You’re on your iPhone and reading a tweet from your favourite news site.

You want to read more and click on the link. When that page finally loads . . . waiting, waiting . . . you end up on a full Web site with a tiny story and tinier display ads (or an underdeveloped WAP site).

That scene still plays out too often across the Web despite plenty of good “mobile first” advice.

That was just one of the problems we aimed to solve with the Tribune’s development of a new mobile “device-agnostic” site for the Chicago Tribune.

We knew an optimised, consistent Web experience for users across all operating systems, browsers, and devices would help us in many ways:

  • Go where the users are as quickly as possible. Our monthly mobile traffic likely will surpass our desktop pageviews sometime in 2013. We also saw in the numbers what others have seen: Users seem to prefer the Web browser to consumer news apps.

  • Save time and money in the development and support of native apps. New iPad Mini released? No problem. New “phablets” released? No problem. 

  • Provide advertisers with new ways to connect with mobile users. No more pinch and zoom to access tiny ads meant for a desktop experience. Our readers will receive only those ads that are optimised for their device. 

  • Support our registration drive and new digital subscription programme. We wanted to own the relationship with readers, not let someone else in between us. (Read: Apple.)

  • Force us to simplify our desktop site. We wanted to provide a consistent experience across all devices, including the desktop. Envisioning how it would work on mobile first and working our way back to the desktop accomplished that. 

  • Set the right example for the businesses to which we’re trying to sell digital services. You can’t tell a restaurant that its mobile unfriendly site needs an upgrade if you need one, too.

So, how’s it going, you ask?

So far, so good.

We have learned a lot since the Chicago Tribune’s mobile site launched in August with other Tribune Publishing markets following quickly.

In December, we had our best month of traffic in 2012. Roughly 30% of the pageviews came from our new mobile site. And that’s coming just a few months after launching our digital subscription programme and tightening access to our best stories and columns to non-subscribers.

Advertisers have appreciated the effort as well.
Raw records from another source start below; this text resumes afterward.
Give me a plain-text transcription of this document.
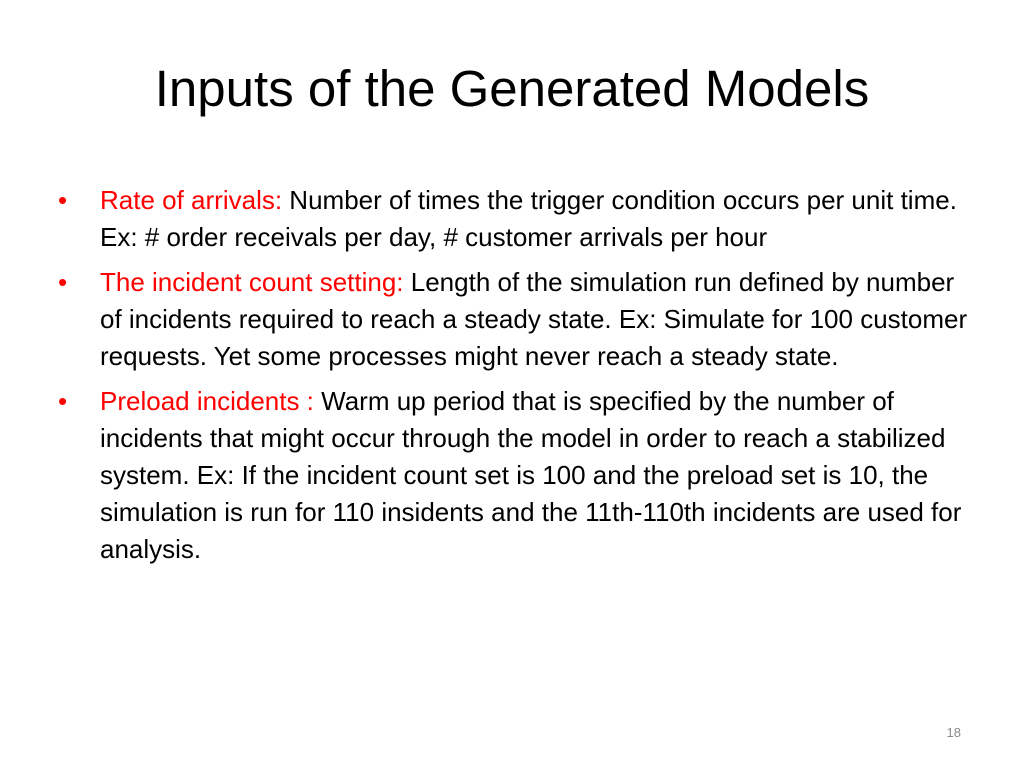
Inputs of the Generated Models
• Rate of arrivals: Number of times the trigger condition occurs per unit time. Ex: # order receivals per day, # customer arrivals per hour
• The incident count setting: Length of the simulation run defined by number of incidents required to reach a steady state. Ex: Simulate for 100 customer requests. Yet some processes might never reach a steady state.
• Preload incidents : Warm up period that is specified by the number of incidents that might occur through the model in order to reach a stabilized system. Ex: If the incident count set is 100 and the preload set is 10, the simulation is run for 110 insidents and the 11th-110th incidents are used for analysis.
18
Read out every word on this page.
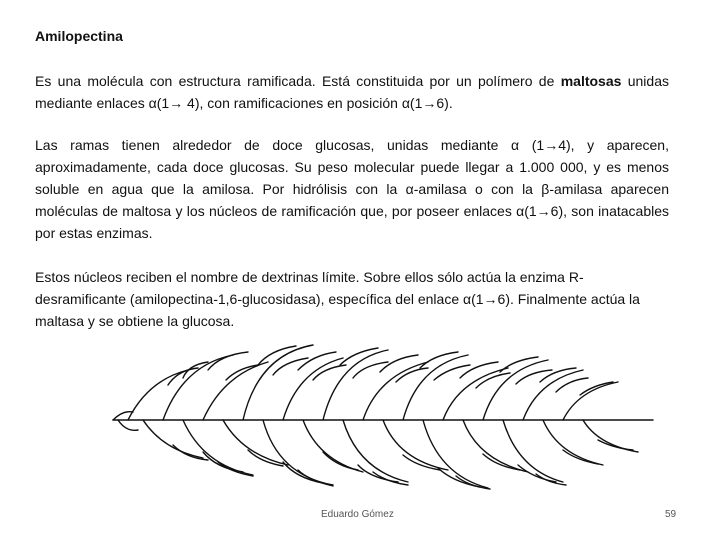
Amilopectina
Es una molécula con estructura ramificada. Está constituida por un polímero de maltosas unidas mediante enlaces α(1→ 4), con ramificaciones en posición α(1→6).
Las ramas tienen alrededor de doce glucosas, unidas mediante α (1→4), y aparecen, aproximadamente, cada doce glucosas. Su peso molecular puede llegar a 1.000 000, y es menos soluble en agua que la amilosa. Por hidrólisis con la α-amilasa o con la β-amilasa aparecen moléculas de maltosa y los núcleos de ramificación que, por poseer enlaces α(1→6), son inatacables por estas enzimas.
Estos núcleos reciben el nombre de dextrinas límite. Sobre ellos sólo actúa la enzima R-desramificante (amilopectina-1,6-glucosidasa), específica del enlace α(1→6). Finalmente actúa la maltasa y se obtiene la glucosa.
Eduardo Gómez	59
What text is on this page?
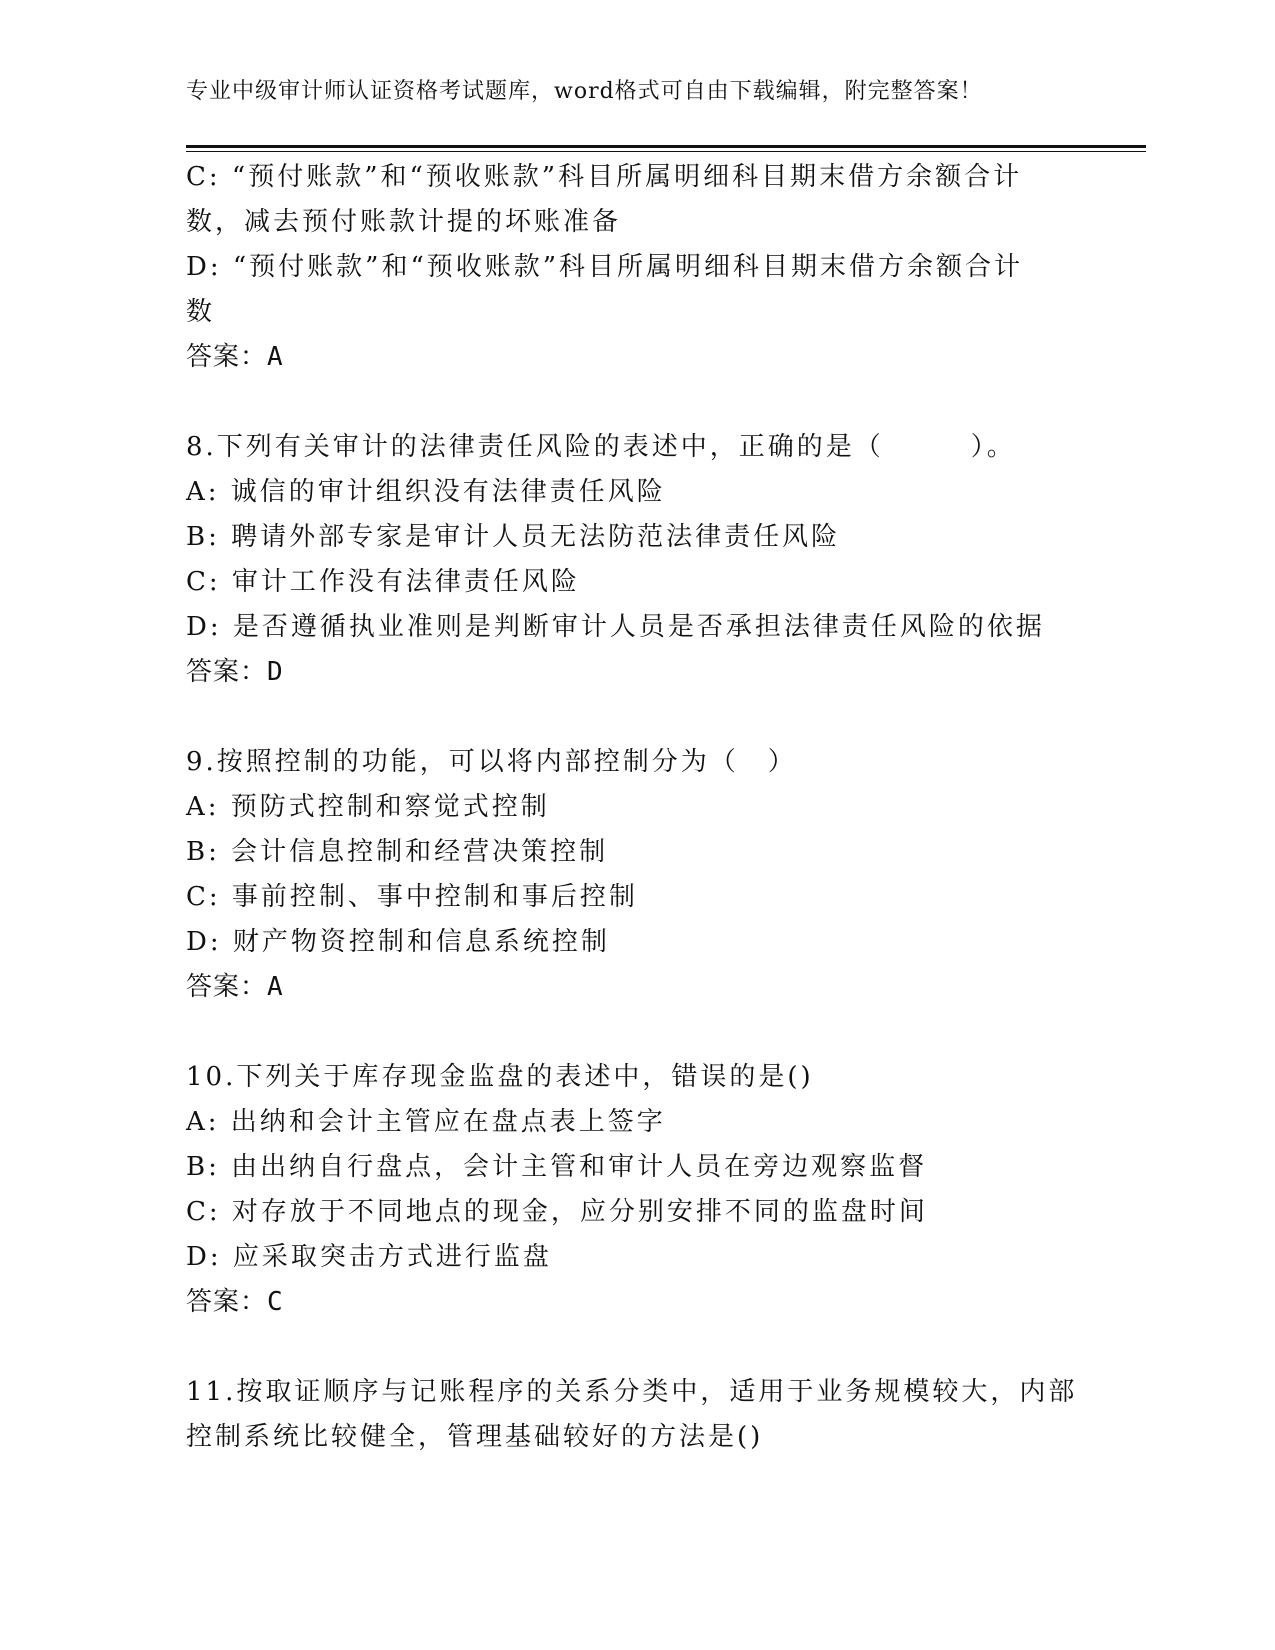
专业中级审计师认证资格考试题库，word格式可自由下载编辑，附完整答案！
C: “预付账款”和“预收账款”科目所属明细科目期末借方余额合计
数，减去预付账款计提的坏账准备
D: “预付账款”和“预收账款”科目所属明细科目期末借方余额合计
数
答案：A
8.下列有关审计的法律责任风险的表述中，正确的是（　　　）。
A: 诚信的审计组织没有法律责任风险
B: 聘请外部专家是审计人员无法防范法律责任风险
C: 审计工作没有法律责任风险
D: 是否遵循执业准则是判断审计人员是否承担法律责任风险的依据
答案：D
9.按照控制的功能，可以将内部控制分为（　）
A: 预防式控制和察觉式控制
B: 会计信息控制和经营决策控制
C: 事前控制、事中控制和事后控制
D: 财产物资控制和信息系统控制
答案：A
10.下列关于库存现金监盘的表述中，错误的是()
A: 出纳和会计主管应在盘点表上签字
B: 由出纳自行盘点，会计主管和审计人员在旁边观察监督
C: 对存放于不同地点的现金，应分别安排不同的监盘时间
D: 应采取突击方式进行监盘
答案：C
11.按取证顺序与记账程序的关系分类中，适用于业务规模较大，内部
控制系统比较健全，管理基础较好的方法是()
This month we’ll start launching sponsors for individual sections as well as native advertising opportunities.

We’ve also developed a tremendous rhythm with our Tribune developers to make sure we turn user and advertiser feedback into quick action on the site’s development.

In the weeks ahead, we’ll be using some of HTML5 advantages with more app-like navigation, off-line reading, and location-based news, events, and deals. 

The knowledge we gain will be used to develop what we will release sooner than later: a fully responsive and adaptive site for all devices, not just mobile ones.